Удивительно, но у неё не было ни малейшего сомнения в правильности того, что сейчас должно было произойти. Она хотела этого и знала, что он разделяет её чувства. Она изнывала от желания. Желания и необходимости почувствовать его в себе, слиться, наконец завершить этот безумно долгий путь до нынешнего момента. Поставить точку, чтобы из неё родилось новое начало. Что-то совсем новое, неизмеримо важное для обоих.

— Женя, — выдохнул Пашка, обнимая её ещё крепче.

Она молчала, привыкая к жару внутри и снаружи, к ощущению его в себе. Он не сразу начал двигаться, как будто ему тоже требовалось время, чтобы привыкнуть.

— Не уходи... никуда... — глухо, будто через силу, сказал он, когда сводящий с ума ритм захватил их обоих.

И было неважно, что именно он говорит, потому что всё самое важное Асте уже сказали его потемневшие от страсти глаза и нежность в каждом движении. Нежность и тщательно подавляемая страсть, почти жадность — смесь, от которой бурлила кровь.

С Вейлиром это было совсем по-другому. С ним это было каждый раз почти насилие, густо перченное физическим влечением, искрами, сыпавшими от обоих. Тогда Аста хотела, горела, была увлечена — но не любила.

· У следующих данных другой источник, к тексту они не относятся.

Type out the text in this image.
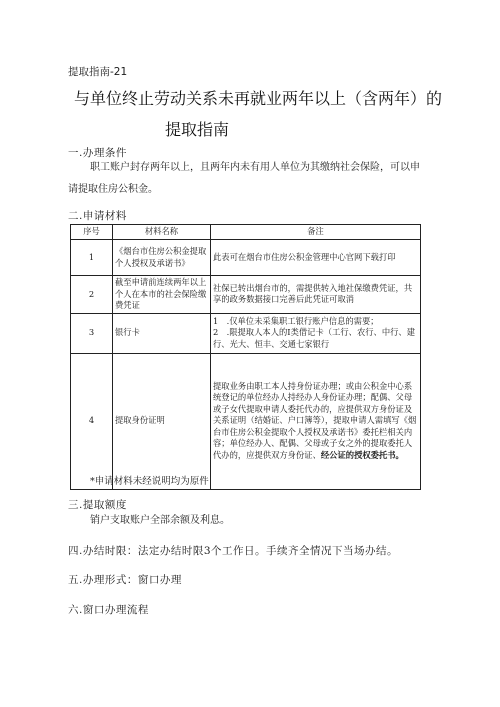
提取指南-21
与单位终止劳动关系未再就业两年以上（含两年）的
提取指南
一.办理条件
职工账户封存两年以上，且两年内未有用人单位为其缴纳社会保险，可以申
请提取住房公积金。
二.申请材料
序号	材料名称	备注
1	《烟台市住房公积金提取个人授权及承诺书》	此表可在烟台市住房公积金管理中心官网下载打印
2	截至申请前连续两年以上个人在本市的社会保险缴费凭证	社保已转出烟台市的，需提供转入地社保缴费凭证，共享的政务数据接口完善后此凭证可取消
3	银行卡	1　.仅单位未采集职工银行账户信息的需要；
2　.限提取人本人的Ⅰ类借记卡（工行、农行、中行、建行、光大、恒丰、交通七家银行

4	提取身份证明	提取业务由职工本人持身份证办理；或由公积金中心系统登记的单位经办人持经办人身份证办理；配偶、父母或子女代提取申请人委托代办的，应提供双方身份证及关系证明（结婚证、户口簿等），提取申请人需填写《烟台市住房公积金提取个人授权及承诺书》委托栏相关内容；单位经办人、配偶、父母或子女之外的提取委托人代办的，应提供双方身份证、经公证的授权委托书。
*申请材料未经说明均为原件
三.提取额度
销户支取账户全部余额及利息。
四.办结时限：法定办结时限3个工作日。手续齐全情况下当场办结。
五.办理形式：窗口办理
六.窗口办理流程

Сейчас это было так прекрасно, что казалось — она не выдержит больше. Одна мысль о том, что они наконец-то вместе, что Пашка обнимает её, что это он сейчас познаёт её, уже одна эта мысль чуть не заставила её сорваться.

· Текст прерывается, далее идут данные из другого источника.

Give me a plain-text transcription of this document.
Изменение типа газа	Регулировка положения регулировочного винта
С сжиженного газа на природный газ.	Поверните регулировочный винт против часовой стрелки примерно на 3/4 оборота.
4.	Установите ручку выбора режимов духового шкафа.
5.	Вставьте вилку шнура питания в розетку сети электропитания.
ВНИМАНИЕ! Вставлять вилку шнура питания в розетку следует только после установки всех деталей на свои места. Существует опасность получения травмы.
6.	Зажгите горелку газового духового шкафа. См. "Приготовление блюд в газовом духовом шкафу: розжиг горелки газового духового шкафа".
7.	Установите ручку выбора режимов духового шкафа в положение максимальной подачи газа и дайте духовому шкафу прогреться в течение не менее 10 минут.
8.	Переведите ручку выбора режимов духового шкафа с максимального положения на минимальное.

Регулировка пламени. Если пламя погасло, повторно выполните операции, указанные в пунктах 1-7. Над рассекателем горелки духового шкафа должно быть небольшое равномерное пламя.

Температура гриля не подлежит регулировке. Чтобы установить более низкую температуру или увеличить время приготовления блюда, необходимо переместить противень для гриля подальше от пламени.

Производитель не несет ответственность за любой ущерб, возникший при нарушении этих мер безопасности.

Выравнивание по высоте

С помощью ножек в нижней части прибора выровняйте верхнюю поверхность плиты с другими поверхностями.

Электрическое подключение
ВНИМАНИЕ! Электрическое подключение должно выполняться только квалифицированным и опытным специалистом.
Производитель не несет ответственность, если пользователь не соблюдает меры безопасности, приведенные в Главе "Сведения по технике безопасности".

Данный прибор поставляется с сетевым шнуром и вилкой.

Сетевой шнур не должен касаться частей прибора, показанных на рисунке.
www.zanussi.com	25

Впрочем, это всё равно случилось через мгновение, зародилось внутри маленьким бенгальским огнём, а потом вспыхнуло и охватило всё её существо.

Кажется, она застонала вслух. А Пашка услышал и довольно усмехнулся, хотя сам только что был на грани того, чтобы застонать — она была в этом уверена.

Им обоим потребовалось время, чтобы прийти в себя. Аста не хотела отпускать Пашку, ей нравилось ощущать на себе его массивное тело, а на шее щекотное прикосновение его волос. Нравилось дышать его запахом и обнимать его. И он тоже не торопился шевелиться, только тяжело, жарко дышал ей в волосы, время от времени легонько проводя по щеке губами.